Harus jauh dari Darsa, suaminya.
Lasi di Jakarta hidup sementara
bersama bu Koneng, pemilik warung remang-remang tempat singgah para sopir truk.
Seperti biasa konotasi warung remang-remang biasanya menyediakan wanita-wanita
penghibur murahan. Sebenarnya Pardi tidak tega menitipkan Lasi di warung bu
Koneng, karena Pardi tahu siapa bu Koneng itu. Tetapi karena Lasi bersikeras,
mau tak mau Pardi menitipkan Lasi pada bu Koneng.
Suatu saat bu Koneng kehadiran
bu Lanting, seorang ibu yang begitu dikenal oleh bu Koneng. Wanita mucikari
kelas atas. Biasa menyediakan wanita-wanita untuk golongan pejabat atau
orang-orang tingkat tinggi. Seorang wanita professional, pintar penuh muslihat
busuk. Melihat Lasi bu Lanting tertarik, dengan mengorbankan cincin berlian
yang dimaui bu Koneng, akhirnya Lasi menjadi milik bu Lanting.
Kehidupan Lasi berpindah ke
tangan bu Lanting. Dia hidup di rumah bu Lanting. Disediakan kamar khusus.
Tidak boleh mengerjakan apa pun. Dia dianggap anak angkat oleh bu Lanting.

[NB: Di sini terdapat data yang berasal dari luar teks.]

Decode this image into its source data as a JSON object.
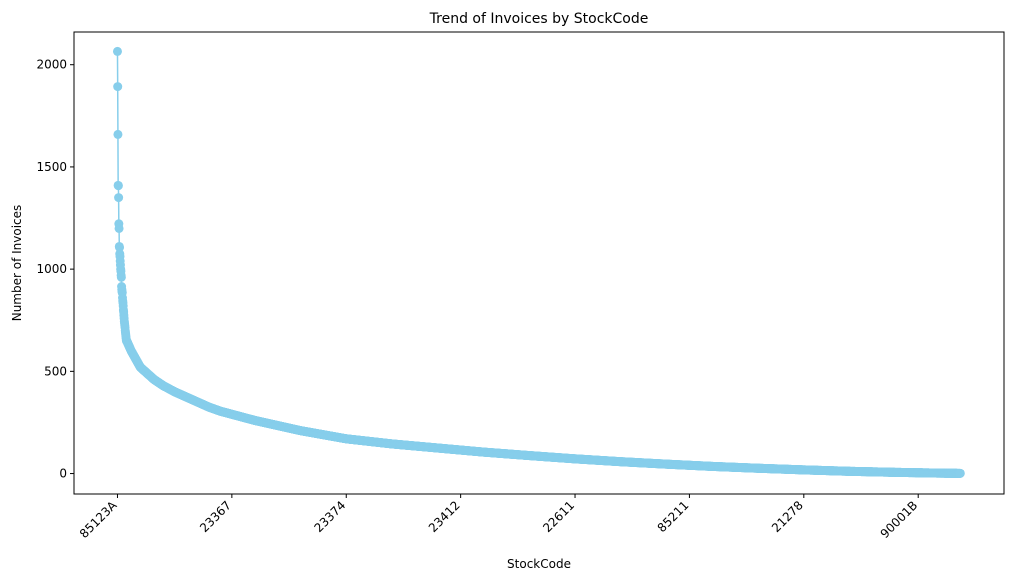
{
  "chart_data": {
    "type": "line",
    "title": "Trend of Invoices by StockCode",
    "xlabel": "StockCode",
    "ylabel": "Number of Invoices",
    "ylim": [
      -100,
      2160
    ],
    "yticks": [
      0,
      500,
      1000,
      1500,
      2000
    ],
    "xtick_labels": [
      "85123A",
      "23367",
      "23374",
      "23412",
      "22611",
      "85211",
      "21278",
      "90001B"
    ],
    "xtick_positions": [
      0,
      500,
      1000,
      1500,
      2000,
      2500,
      3000,
      3500
    ],
    "n_points": 3685,
    "x_range": [
      -190,
      3875
    ],
    "series": [
      {
        "values_first": [
          2065,
          1893,
          1659,
          1410,
          1408,
          1350,
          1222,
          1199,
          1111,
          1106,
          1075,
          1062,
          1040,
          1020,
          1000,
          990,
          970,
          960,
          915,
          900,
          890,
          885,
          860,
          845,
          835,
          820,
          800,
          790,
          775,
          760,
          745,
          735,
          725,
          715,
          700,
          690,
          680,
          670,
          660,
          650
        ],
        "curve": [
          [
            40,
            650
          ],
          [
            60,
            600
          ],
          [
            80,
            560
          ],
          [
            100,
            520
          ],
          [
            130,
            490
          ],
          [
            160,
            460
          ],
          [
            200,
            430
          ],
          [
            250,
            400
          ],
          [
            300,
            375
          ],
          [
            350,
            350
          ],
          [
            400,
            325
          ],
          [
            450,
            305
          ],
          [
            500,
            290
          ],
          [
            600,
            260
          ],
          [
            700,
            235
          ],
          [
            800,
            210
          ],
          [
            900,
            190
          ],
          [
            1000,
            170
          ],
          [
            1200,
            145
          ],
          [
            1400,
            125
          ],
          [
            1600,
            105
          ],
          [
            1800,
            88
          ],
          [
            2000,
            72
          ],
          [
            2200,
            58
          ],
          [
            2400,
            46
          ],
          [
            2600,
            35
          ],
          [
            2800,
            26
          ],
          [
            3000,
            18
          ],
          [
            3200,
            11
          ],
          [
            3400,
            6
          ],
          [
            3600,
            2
          ],
          [
            3684,
            1
          ]
        ],
        "color": "#87ceeb"
      }
    ]
  }
}
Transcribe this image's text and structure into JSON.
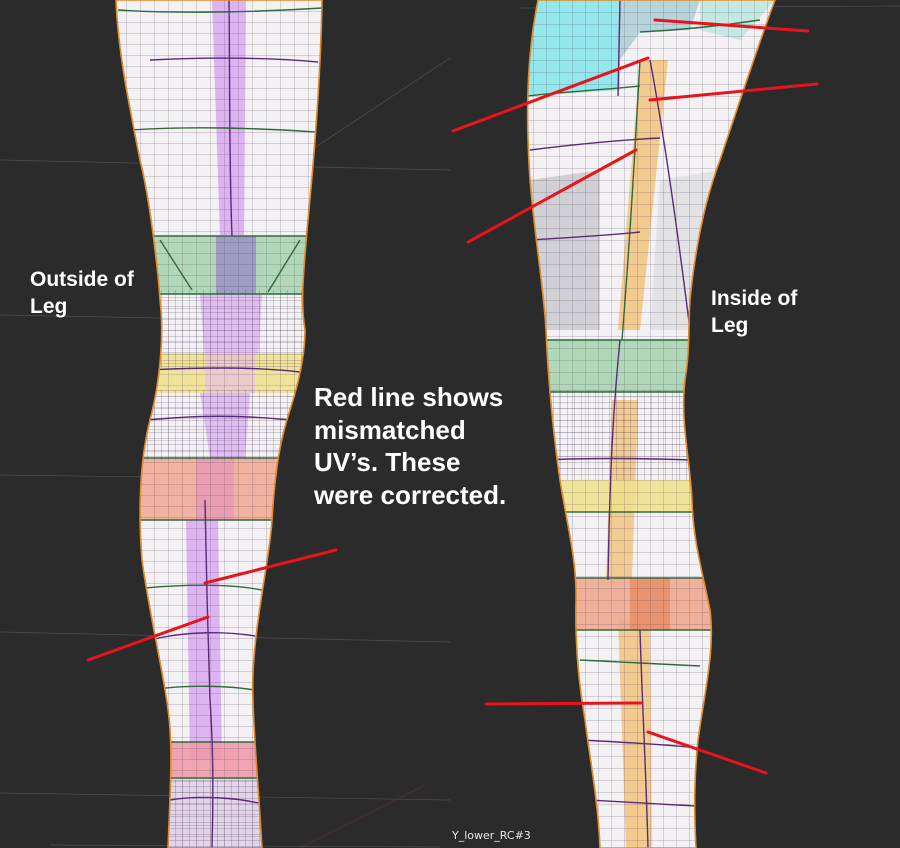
{
  "viewport": {
    "background": "#2b2b2b",
    "object_name": "Y_lower_RC#3"
  },
  "annotations": {
    "outside_label": "Outside of\nLeg",
    "inside_label": "Inside of\nLeg",
    "note": "Red line shows\nmismatched\nUV’s.  These\nwere corrected."
  },
  "colors": {
    "mismatch_line": "#e8131b",
    "mesh_wire": "#2f6b3a",
    "seam_wire": "#5a2a7a",
    "silhouette": "#e08a28",
    "island_purple": "#d8a8f0",
    "island_green": "#a8d4b0",
    "island_yellow": "#f0e08a",
    "island_salmon": "#f0a890",
    "island_orange": "#f2c888",
    "island_cyan": "#8ee6ea",
    "island_pink": "#f09aa8",
    "skin_white": "#f3f1f4"
  }
}
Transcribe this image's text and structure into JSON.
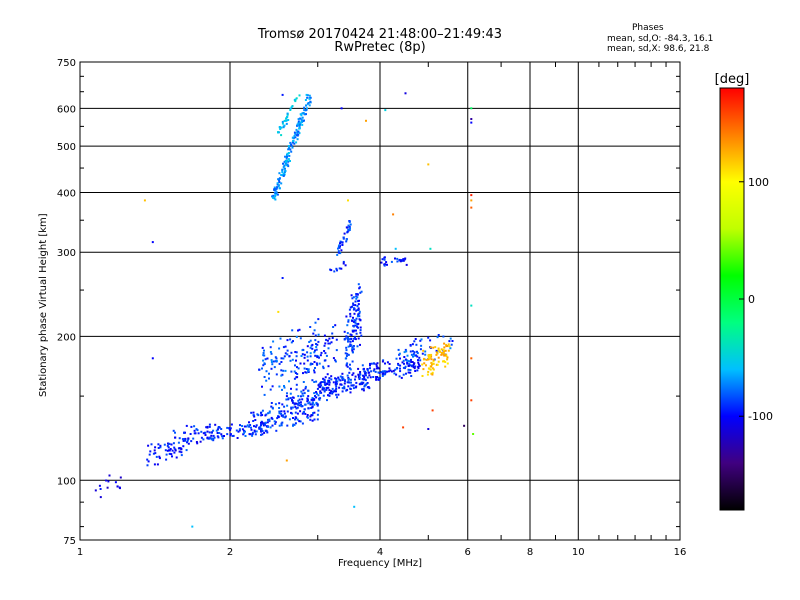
{
  "header": {
    "title_line1": "Tromsø 20170424 21:48:00–21:49:43",
    "title_line2": "RwPretec (8p)",
    "stats_heading": "Phases",
    "stats_o": "mean, sd,O: -84.3, 16.1",
    "stats_x": "mean, sd,X:  98.6, 21.8"
  },
  "chart_data": {
    "type": "scatter",
    "xlabel": "Frequency [MHz]",
    "ylabel": "Stationary phase Virtual Height [km]",
    "x_scale": "log2",
    "y_scale": "log",
    "xlim": [
      1,
      16
    ],
    "ylim": [
      75,
      750
    ],
    "x_ticks": [
      1,
      2,
      4,
      6,
      8,
      10,
      16
    ],
    "x_grid": [
      2,
      4,
      6,
      8,
      10
    ],
    "y_ticks": [
      75,
      100,
      200,
      300,
      400,
      500,
      600,
      750
    ],
    "y_grid": [
      100,
      200,
      300,
      400,
      500,
      600
    ],
    "grid": true,
    "colorbar": {
      "label": "[deg]",
      "min": -180,
      "max": 180,
      "ticks": [
        100,
        0,
        -100
      ],
      "colors": [
        "#000000",
        "#400080",
        "#0000ff",
        "#00c0ff",
        "#00ff80",
        "#00ff00",
        "#c0ff00",
        "#ffff00",
        "#ff8000",
        "#ff0000"
      ]
    },
    "series": [
      {
        "segments": [
          {
            "x0": 1.05,
            "x1": 1.25,
            "y0": 92,
            "y1": 104,
            "n": 14,
            "ph": -105,
            "js": 4
          },
          {
            "x0": 1.35,
            "x1": 1.65,
            "y0": 108,
            "y1": 122,
            "n": 60,
            "ph": -95,
            "js": 5
          },
          {
            "x0": 1.55,
            "x1": 1.9,
            "y0": 118,
            "y1": 132,
            "n": 50,
            "ph": -95,
            "js": 5
          },
          {
            "x0": 1.8,
            "x1": 2.4,
            "y0": 122,
            "y1": 132,
            "n": 80,
            "ph": -90,
            "js": 4
          },
          {
            "x0": 2.2,
            "x1": 3.0,
            "y0": 126,
            "y1": 150,
            "n": 150,
            "ph": -90,
            "js": 5
          },
          {
            "x0": 2.6,
            "x1": 3.3,
            "y0": 140,
            "y1": 165,
            "n": 100,
            "ph": -90,
            "js": 5
          },
          {
            "x0": 3.0,
            "x1": 3.8,
            "y0": 150,
            "y1": 168,
            "n": 120,
            "ph": -95,
            "js": 4
          },
          {
            "x0": 3.6,
            "x1": 4.8,
            "y0": 160,
            "y1": 182,
            "n": 120,
            "ph": -95,
            "js": 4
          },
          {
            "x0": 2.3,
            "x1": 3.0,
            "y0": 150,
            "y1": 215,
            "n": 110,
            "ph": -85,
            "js": 6
          },
          {
            "x0": 2.7,
            "x1": 3.3,
            "y0": 160,
            "y1": 210,
            "n": 70,
            "ph": -90,
            "js": 6
          },
          {
            "x0": 3.4,
            "x1": 3.65,
            "y0": 160,
            "y1": 260,
            "n": 130,
            "ph": -90,
            "js": 5
          },
          {
            "x0": 3.3,
            "x1": 3.5,
            "y0": 300,
            "y1": 350,
            "n": 40,
            "ph": -90,
            "js": 4
          },
          {
            "x0": 3.2,
            "x1": 3.4,
            "y0": 265,
            "y1": 290,
            "n": 10,
            "ph": -95,
            "js": 3
          },
          {
            "x0": 4.05,
            "x1": 4.55,
            "y0": 283,
            "y1": 292,
            "n": 25,
            "ph": -95,
            "js": 3
          },
          {
            "x0": 4.3,
            "x1": 5.6,
            "y0": 175,
            "y1": 200,
            "n": 60,
            "ph": -85,
            "js": 5
          },
          {
            "x0": 4.9,
            "x1": 5.5,
            "y0": 165,
            "y1": 195,
            "n": 80,
            "ph": 120,
            "js": 5
          },
          {
            "x0": 2.45,
            "x1": 2.9,
            "y0": 390,
            "y1": 640,
            "n": 170,
            "ph": -70,
            "js": 4
          },
          {
            "x0": 2.5,
            "x1": 2.75,
            "y0": 530,
            "y1": 640,
            "n": 35,
            "ph": -55,
            "js": 3
          }
        ]
      }
    ],
    "points": [
      {
        "x": 1.35,
        "y": 385,
        "ph": 120
      },
      {
        "x": 1.4,
        "y": 315,
        "ph": -100
      },
      {
        "x": 1.4,
        "y": 180,
        "ph": -100
      },
      {
        "x": 1.68,
        "y": 80,
        "ph": -60
      },
      {
        "x": 2.5,
        "y": 225,
        "ph": 110
      },
      {
        "x": 2.55,
        "y": 265,
        "ph": -95
      },
      {
        "x": 2.6,
        "y": 110,
        "ph": 130
      },
      {
        "x": 2.55,
        "y": 640,
        "ph": -95
      },
      {
        "x": 2.85,
        "y": 640,
        "ph": -60
      },
      {
        "x": 3.35,
        "y": 600,
        "ph": -100
      },
      {
        "x": 3.45,
        "y": 385,
        "ph": 110
      },
      {
        "x": 3.55,
        "y": 88,
        "ph": -60
      },
      {
        "x": 3.75,
        "y": 565,
        "ph": 130
      },
      {
        "x": 4.1,
        "y": 595,
        "ph": -50
      },
      {
        "x": 4.25,
        "y": 360,
        "ph": 140
      },
      {
        "x": 4.3,
        "y": 305,
        "ph": -60
      },
      {
        "x": 4.5,
        "y": 645,
        "ph": -110
      },
      {
        "x": 4.45,
        "y": 129,
        "ph": 160
      },
      {
        "x": 5.0,
        "y": 458,
        "ph": 120
      },
      {
        "x": 5.0,
        "y": 128,
        "ph": -110
      },
      {
        "x": 5.05,
        "y": 305,
        "ph": -40
      },
      {
        "x": 5.1,
        "y": 140,
        "ph": 160
      },
      {
        "x": 5.9,
        "y": 130,
        "ph": -150
      },
      {
        "x": 6.1,
        "y": 600,
        "ph": -10
      },
      {
        "x": 6.1,
        "y": 570,
        "ph": -130
      },
      {
        "x": 6.1,
        "y": 560,
        "ph": -100
      },
      {
        "x": 6.1,
        "y": 395,
        "ph": 170
      },
      {
        "x": 6.1,
        "y": 385,
        "ph": 130
      },
      {
        "x": 6.1,
        "y": 372,
        "ph": 150
      },
      {
        "x": 6.1,
        "y": 232,
        "ph": -40
      },
      {
        "x": 6.1,
        "y": 180,
        "ph": 150
      },
      {
        "x": 6.1,
        "y": 147,
        "ph": 160
      },
      {
        "x": 6.15,
        "y": 125,
        "ph": 40
      }
    ]
  }
}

Kelicikan bu Lanting dalam menghadapi Lasi patut diacungi jempol. Sangat
professional, sabar untuk mendapatkan sesuatu yang lebih besar diabnding dengan
pengorbanan sebuah cicin berlian. Sebenarnya Lasi juga mencurigai kebaikan bu
Lanting, tetapi keraguan itu hanya sesaat, karena Lasi berpikir, bahwa kebaikan
bu Lanting, karena dia dianggap sebagai anaknya sendiri. Dan lagi Lasi
beranggapan bahwa ketika seseorang memberi kebaikan maka juga harus dibalas
dengan kebaikan juga, bahkan kalau harus menggadaikan diri, juga harus
dijalani. Begitu pemikiran orang desa seperti Lasi.
Jangan pernah menerima kebaikan yang tak ada alasan
Kebaikan
akan menjadi bumerang
Suatu
saat akan diminta kembali
Dan
tak dapat mengelak
Pak Han, lengkapnya Handarbeni.
Seorang petinggi di PT Bagi-Bagi Niaga. Sebuah perusahaan nasional yang berasal
dari perusahaan asing yang sudah dinasionalisasi. Pejabat yang doyan
gonta-ganti pacar. Baginya uang tidak ada masalah, yang terpenting kebutuhan
akan wanita bisa terpenuhi. Begitu pula saat dia melihat Lasi, yang notabene
keturunan Jepang. Pak Han langsung suka. Segala keinginan bu Lanting dia penuhi
asalkan Lasi bias menjadi istrinya. Perkara surat cerai dan surat nikah, dengan
mudah pak Han bias mencarikan. Apa sih yang tidak bisa di Indonesia ini. Asal
ada uang, segalanya bisa beres. Itulah kenyataan yang terjadi di masyarakat
kita sampai saat ini. Segala sesuatu diukur dengan uang. Tohari dengan berani
menampilkan adegang sosial di masyarakat kita. Kebobrokan birokrasi yang bisa
dibeli dengan uang.
Lasi akhirnya dijadikan istri
oleh Handarbeni. Walaupun segala kebutuhan materi dari rumah, tabungan, dan
segala kebutuhan sebagai istri dan wanita terpenuhi, namun Lasi tidak mengecap
sedikit pun bahagia, karena ternyata pak Han tidak “jantan”. Bahkan pak Han
mengusulkan agar Lasi mencari laki-laki lain, asalkan dia tetap menjadi
istrinya. Sebuah permainan drama kehidupan yang bisa kita temukan di Jakarta.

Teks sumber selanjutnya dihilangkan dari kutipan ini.